Not licking its wounds for long, the country quickly picked itself up from the rubble and hopes are high that travellers will soon steer their step towards Tunisian shores again. To assist the quest, the Tunisian tourist board is currently investing heavily in marketing and launched a rather daring advertising campaign last year. In one of the ads, which ran in Paris and London, a picture of a woman enjoying a massage was accompanied by a caption reading “They say that in Tunisia some people receive heavy-handed treatment”. Another variant of the campaign showed an archaeological site with a caption reading, “They say Tunisia is nothing but ruins”.
The campaign was designed to gently mock would-be tourists’ fears and thereby defuse their anxieties. It also serves to demonstrate the fact that Tunisia is now able to laugh at itself in a way that was simply not possible during Ben Ali’s strict regime.

Turning a new leaf, in more ways than one
Painting a picture that is anything but bleak, bloggers and journalists based in the North African nation convey a sense of a country that has been invigorated with a new lease of life.
“Tunis has a different feel, a different taste and is no longer the static city, polished for postcards and lost in a time warp,” enthused Dr Zied Mhirsi, co-founder of news website tunisialive.net in a blog spot published by the Guardian newspaper in June 2011. “The city is alive, and Avenue Habib Bourguiba, the Tunisian Champs Elysées, is now the Speakers’ Corner of Tunis, where people come to from all over the country to discuss, demonstrate, and express their views on current political stories.
“The walls are tagged with “Thank-you Facebook” and “Vive la Révolution” and cafes are packed with young people, girls and boys clad in their summer clothes, drinking mint tea or café direct, the Tunisian version of the latte.”
Tunisia and its countrymen are certainly enjoying their newfound identity, and as complex as it may sound, the tourism slump it suffered in the aftermath of the revolution could ultimately work in the country’s favour, functioning a little like a well needed detox.

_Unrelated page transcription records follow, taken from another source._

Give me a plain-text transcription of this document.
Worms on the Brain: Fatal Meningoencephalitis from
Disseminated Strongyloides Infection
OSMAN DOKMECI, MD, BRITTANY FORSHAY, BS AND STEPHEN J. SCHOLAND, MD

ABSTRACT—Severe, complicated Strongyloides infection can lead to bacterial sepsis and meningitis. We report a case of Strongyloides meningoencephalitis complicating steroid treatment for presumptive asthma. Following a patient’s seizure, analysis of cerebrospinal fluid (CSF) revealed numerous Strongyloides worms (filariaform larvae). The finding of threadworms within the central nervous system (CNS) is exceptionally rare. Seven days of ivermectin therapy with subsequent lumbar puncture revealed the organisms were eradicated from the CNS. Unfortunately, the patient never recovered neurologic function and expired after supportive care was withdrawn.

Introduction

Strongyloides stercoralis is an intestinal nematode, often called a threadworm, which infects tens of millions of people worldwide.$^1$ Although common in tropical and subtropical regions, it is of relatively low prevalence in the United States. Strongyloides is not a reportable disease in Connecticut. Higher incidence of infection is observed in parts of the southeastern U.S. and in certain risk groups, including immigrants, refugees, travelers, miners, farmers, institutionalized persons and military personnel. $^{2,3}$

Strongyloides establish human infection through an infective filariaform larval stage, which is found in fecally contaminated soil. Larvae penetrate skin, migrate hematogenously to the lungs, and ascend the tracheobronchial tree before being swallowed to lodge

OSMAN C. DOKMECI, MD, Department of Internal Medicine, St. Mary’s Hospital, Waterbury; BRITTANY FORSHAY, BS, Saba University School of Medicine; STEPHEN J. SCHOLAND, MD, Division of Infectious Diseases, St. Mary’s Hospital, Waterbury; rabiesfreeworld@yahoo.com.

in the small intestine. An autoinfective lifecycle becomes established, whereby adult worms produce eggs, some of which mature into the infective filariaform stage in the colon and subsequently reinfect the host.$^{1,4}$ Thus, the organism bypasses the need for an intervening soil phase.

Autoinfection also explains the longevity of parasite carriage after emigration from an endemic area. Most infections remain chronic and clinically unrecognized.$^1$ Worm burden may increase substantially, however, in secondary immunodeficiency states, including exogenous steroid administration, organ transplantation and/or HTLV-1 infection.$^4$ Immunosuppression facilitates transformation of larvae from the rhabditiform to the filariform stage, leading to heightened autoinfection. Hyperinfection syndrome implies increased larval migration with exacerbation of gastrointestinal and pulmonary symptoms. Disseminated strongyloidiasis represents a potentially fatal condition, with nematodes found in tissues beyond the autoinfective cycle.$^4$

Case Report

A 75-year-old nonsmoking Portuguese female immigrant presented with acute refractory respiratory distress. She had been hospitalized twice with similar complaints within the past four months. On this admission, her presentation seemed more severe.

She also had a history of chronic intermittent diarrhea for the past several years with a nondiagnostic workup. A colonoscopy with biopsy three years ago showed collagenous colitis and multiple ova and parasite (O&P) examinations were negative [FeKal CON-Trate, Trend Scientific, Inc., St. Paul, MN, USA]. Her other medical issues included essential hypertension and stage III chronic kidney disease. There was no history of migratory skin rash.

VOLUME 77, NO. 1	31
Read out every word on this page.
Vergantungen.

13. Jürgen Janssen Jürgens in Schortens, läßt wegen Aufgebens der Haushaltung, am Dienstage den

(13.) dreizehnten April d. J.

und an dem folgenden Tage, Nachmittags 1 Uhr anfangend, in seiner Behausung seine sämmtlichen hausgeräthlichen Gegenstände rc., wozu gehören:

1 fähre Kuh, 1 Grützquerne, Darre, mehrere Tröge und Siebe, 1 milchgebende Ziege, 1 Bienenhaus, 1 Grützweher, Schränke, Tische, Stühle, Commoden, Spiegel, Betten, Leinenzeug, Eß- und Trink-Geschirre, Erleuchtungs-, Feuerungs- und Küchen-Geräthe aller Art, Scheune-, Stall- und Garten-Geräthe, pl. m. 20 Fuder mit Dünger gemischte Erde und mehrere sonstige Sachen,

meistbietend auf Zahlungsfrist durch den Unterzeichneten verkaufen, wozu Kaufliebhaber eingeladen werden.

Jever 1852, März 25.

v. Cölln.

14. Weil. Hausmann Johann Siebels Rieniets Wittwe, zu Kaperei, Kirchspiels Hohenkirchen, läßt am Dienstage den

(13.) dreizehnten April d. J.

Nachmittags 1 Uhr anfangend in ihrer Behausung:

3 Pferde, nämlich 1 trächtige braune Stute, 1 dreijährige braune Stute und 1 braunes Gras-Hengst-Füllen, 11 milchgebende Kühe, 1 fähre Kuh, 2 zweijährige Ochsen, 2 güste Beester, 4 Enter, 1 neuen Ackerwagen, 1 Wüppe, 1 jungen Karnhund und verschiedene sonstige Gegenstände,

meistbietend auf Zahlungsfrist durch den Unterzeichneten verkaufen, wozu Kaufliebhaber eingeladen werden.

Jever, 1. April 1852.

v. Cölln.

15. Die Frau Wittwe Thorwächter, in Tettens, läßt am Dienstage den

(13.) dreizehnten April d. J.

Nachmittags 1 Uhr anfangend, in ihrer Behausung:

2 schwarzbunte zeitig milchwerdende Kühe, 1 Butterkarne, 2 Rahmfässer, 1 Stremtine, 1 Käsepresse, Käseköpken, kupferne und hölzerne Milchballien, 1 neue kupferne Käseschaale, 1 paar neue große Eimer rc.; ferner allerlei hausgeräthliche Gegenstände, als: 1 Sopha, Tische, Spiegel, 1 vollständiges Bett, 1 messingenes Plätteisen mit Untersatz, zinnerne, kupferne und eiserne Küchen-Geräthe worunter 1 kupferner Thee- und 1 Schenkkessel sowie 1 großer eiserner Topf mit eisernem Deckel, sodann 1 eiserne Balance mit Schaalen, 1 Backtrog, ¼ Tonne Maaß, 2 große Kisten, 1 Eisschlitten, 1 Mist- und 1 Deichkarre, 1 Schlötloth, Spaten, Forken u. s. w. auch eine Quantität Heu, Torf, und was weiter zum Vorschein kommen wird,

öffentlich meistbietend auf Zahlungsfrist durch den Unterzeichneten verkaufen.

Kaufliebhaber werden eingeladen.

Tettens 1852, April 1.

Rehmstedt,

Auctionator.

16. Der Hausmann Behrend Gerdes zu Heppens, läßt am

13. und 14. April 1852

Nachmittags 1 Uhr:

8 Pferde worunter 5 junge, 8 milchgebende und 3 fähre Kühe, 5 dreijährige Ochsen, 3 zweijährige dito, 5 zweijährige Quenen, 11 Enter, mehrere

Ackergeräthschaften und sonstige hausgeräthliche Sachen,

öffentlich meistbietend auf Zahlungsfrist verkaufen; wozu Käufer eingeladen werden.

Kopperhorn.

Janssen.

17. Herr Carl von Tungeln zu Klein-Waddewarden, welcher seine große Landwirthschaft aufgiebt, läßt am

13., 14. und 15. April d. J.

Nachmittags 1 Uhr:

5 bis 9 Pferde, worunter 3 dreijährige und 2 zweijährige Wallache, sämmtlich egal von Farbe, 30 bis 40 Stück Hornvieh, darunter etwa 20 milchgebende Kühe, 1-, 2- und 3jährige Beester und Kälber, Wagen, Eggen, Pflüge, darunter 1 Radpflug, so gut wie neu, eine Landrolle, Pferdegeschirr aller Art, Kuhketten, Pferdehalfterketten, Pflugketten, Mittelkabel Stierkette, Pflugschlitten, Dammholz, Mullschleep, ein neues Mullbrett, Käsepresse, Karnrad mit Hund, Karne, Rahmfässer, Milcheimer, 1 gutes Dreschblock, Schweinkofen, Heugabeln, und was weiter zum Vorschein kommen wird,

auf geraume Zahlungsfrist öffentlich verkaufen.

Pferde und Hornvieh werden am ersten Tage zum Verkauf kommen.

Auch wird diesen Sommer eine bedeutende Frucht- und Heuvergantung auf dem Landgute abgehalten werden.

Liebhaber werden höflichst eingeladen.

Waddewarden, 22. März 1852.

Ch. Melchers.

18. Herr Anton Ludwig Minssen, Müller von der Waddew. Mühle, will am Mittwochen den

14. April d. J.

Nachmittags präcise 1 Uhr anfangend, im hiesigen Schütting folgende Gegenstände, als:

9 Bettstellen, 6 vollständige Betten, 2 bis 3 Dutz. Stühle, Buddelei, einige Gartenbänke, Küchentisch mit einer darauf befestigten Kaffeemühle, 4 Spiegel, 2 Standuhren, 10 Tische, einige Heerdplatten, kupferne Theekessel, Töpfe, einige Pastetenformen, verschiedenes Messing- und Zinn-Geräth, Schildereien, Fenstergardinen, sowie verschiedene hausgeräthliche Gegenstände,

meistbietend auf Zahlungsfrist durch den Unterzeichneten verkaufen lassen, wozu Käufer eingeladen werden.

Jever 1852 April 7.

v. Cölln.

The general consensus is that that the country should aim to up its game, transforming itself to a haven for high-end eco tourism in a bid to shed its reputation as a cut-price, all-inclusive holiday destination. To make that prospect a reality, plans are already in the works. Mehdi Houas has a string of initiatives up his sleeve, including the conception of a set of new marinas to allow for extended space for luxury boats.
Indeed, Tunisia is too fascinating and beautiful to shun. An obvious highlight of the spot is the medina, which dates back to medieval times; while the fascinating ruins of Carthage and the sandy beaches that stretch on for thousands of kilometres are equally worthy draws. If a shift successfully does take place in the sphere of Tunisian tourism alongside its reformed society, the country could well become a business destination to be reckoned with in the near future.